L’ensemble Odhecaton (photographié, ci-dessous, durant les sessions d’enregistrement du disque) offre une nouvelle et éclatante démonstration de l’aisance avec laquelle il interprète ce répertoire. Les chantres et instrumentistes réunis autour de Paolo Da Col font montre de leur habituelles souplesse et cohésion, et il faut rendre grâce à leur directeur de parvenir à obtenir un son d’ensemble très unitaire sans rogner un instant sur l’individualité de chaque voix, dont les caractéristiques sont parfaitement respectées jusque dans leurs minimes inégalités, qui contribuent d’ailleurs à apporter beaucoup d’animation à des structures qu’une approche trop lisse pourraient rendre glaciales. Ici, et c’est assurément une des grandes réussites de cette entreprise, l’ennui ou la neutralité ne menacent jamais, les interprètent transmettant avec un égal bonheur l’élévation spirituelle naissant des lignes décantées de la Missa In illo tempore, la tendre ferveur des antiennes mariales et les sentiments d’angoisse ou de désolation des motets de Wert. Il convient également de saluer la qualité de la réalisation artistique signée par le directeur de Ricercar, Jérôme Lejeune, qui a pris des risques importants en enregistrant ce programme dans l’acoustique réverbérante de la Basilique Santa Barbara de Mantoue ; les décisions à la fois pragmatiques et intelligentes, décrites dans le livret, ayant présidé à la disposition des musiciens et à la captation de leur prestation aboutissent à une image sonore pleine et lisible, qui contribue totalement à l’émotion mais aussi au sentiment de justesse qui se dégagent de ce disque. Au-delà, en effet, de ses indiscutables qualités techniques, ce programme souvent brillant et sans cesse inspiré délivre un sentiment extrêmement fort non d’authenticité, cette notion ne signifiant pas grand chose, mais de vraisemblance, tout en demeurant à chaque instant d’une sensibilité palpitante. Il permet de se rendre compte de tout ce que Monteverdi, dont on se plaît généralement plus à souligner la modernité, doit aux maîtres qui l’ont précédé et comment leur enseignement a nourri les avancées qu’il a ensuite fait faire à la musique de son temps.

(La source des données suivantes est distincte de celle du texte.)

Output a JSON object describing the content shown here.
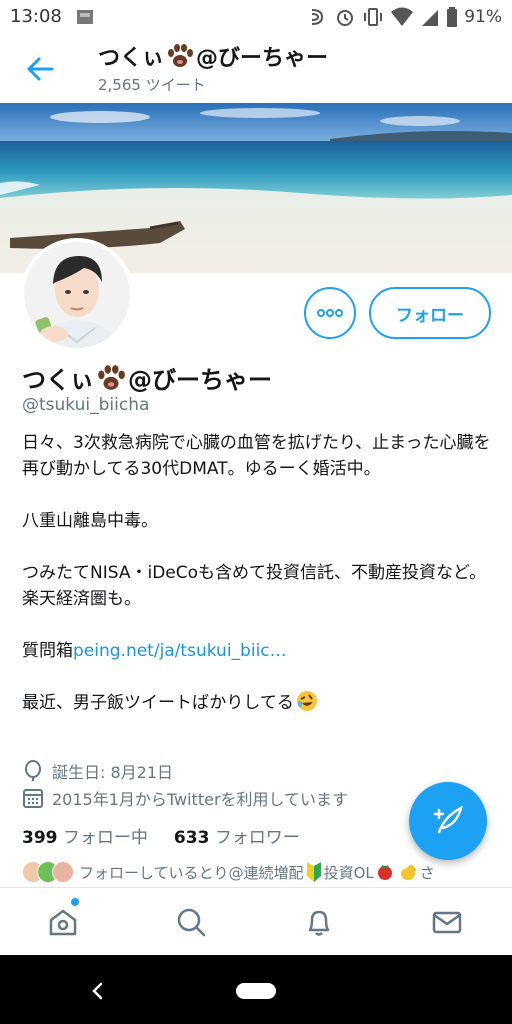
{
  "status_bar": {
    "time": "13:08",
    "battery_percent": "91%",
    "icons": [
      "nfc-icon",
      "alarm-icon",
      "vibrate-icon",
      "wifi-icon",
      "signal-icon",
      "battery-icon"
    ]
  },
  "header": {
    "title_prefix": "つくぃ",
    "title_suffix": "@びーちゃー",
    "tweet_count": "2,565 ツイート",
    "back_icon": "arrow-left-icon"
  },
  "profile": {
    "name_prefix": "つくぃ",
    "name_suffix": "@びーちゃー",
    "handle": "@tsukui_biicha",
    "follow_label": "フォロー",
    "bio": {
      "line1": "日々、3次救急病院で心臓の血管を拡げたり、止まった心臓を再び動かしてる30代DMAT。ゆるーく婚活中。",
      "line2": "八重山離島中毒。",
      "line3": "つみたてNISA・iDeCoも含めて投資信託、不動産投資など。楽天経済圏も。",
      "line4_prefix": "質問箱",
      "line4_link": "peing.net/ja/tsukui_biic…",
      "line5": "最近、男子飯ツイートばかりしてる"
    },
    "birthday": "誕生日: 8月21日",
    "joined": "2015年1月からTwitterを利用しています",
    "following_count": "399",
    "following_label": "フォロー中",
    "followers_count": "633",
    "followers_label": "フォロワー",
    "followed_by": "フォローしているとり@連続増配",
    "followed_by_tail": "投資OL",
    "followed_by_end": "さ"
  },
  "colors": {
    "accent": "#1da1f2",
    "link": "#1b95e0",
    "muted": "#657786",
    "text": "#14171a"
  },
  "bottom_nav": [
    "home-icon",
    "search-icon",
    "notifications-icon",
    "messages-icon"
  ]
}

Je vous recommande donc tout particulièrement cet enregistrement important et réussi d’Odhecaton, non seulement pour la Missa In illo tempore, mais aussi pour les œuvres très intéressantes qui l’accompagnent. Outre le plaisir que procure son écoute, il apporte également de durables satisfactions non seulement du point de vue de la compréhension de l’œuvre de Monteverdi mais aussi de la façon dont s’opère la transition entre l’esthétique de la Renaissance et celle du premier Baroque et les liens qui perdurent entre ces deux périodes.
Claudio Monteverdi (1567-1643), Missa In illo tempore, Salve Regina II & III, Regina cæli, Cantate Domino, Giaches de Wert (1535-1596), Fantasia per organo*, Vox in Rama, Ascendente Jesu, Adesto dolori meo, Nicolas Gombert (c.1495-c.1560), In illo tempore loquente Jesu
Odhecaton
* Liuwe Tamminga, orgue Antegnati (1565) de la Basilique Santa Barbara de Mantoue
Paolo Da Col, direction
1 CD [durée totale : 64’37”] Ricercar RIC 322. Incontournable Passée des arts. Ce disque peut être acheté en suivant ce lien.
Extraits proposés :
1. Nicolas Gombert : In illo tempore loquente Jesu à 6
2. Claudio Monteverdi, Regina cæli à 3
3. Giaches de Wert : Vox in Rama à 5
4. Claudio Monteverdi : Misso In illo tempore, Agnus Dei à 6 &7
Des extraits de chaque plage du disque peuvent être écoutés ci-dessous :
Claudio Monteverdi : Missa "In illo tempore" | Claudio Monteverdi par Paolo da ColIllustrations complémentaires :
Frans Pourbus le Jeune (Anvers, 1569-Paris, 1622), Portrait de Vincenzo Gonzage, duc de Mantoue, 1600. Huile sur toile, 108 x 88 cm, Vienne, Kunsthistorisches Museum.
Je remercie Paolo Da Col de m’avoir autorisé à utiliser sa photographie prise durant les sessions d’enregistrement du disque.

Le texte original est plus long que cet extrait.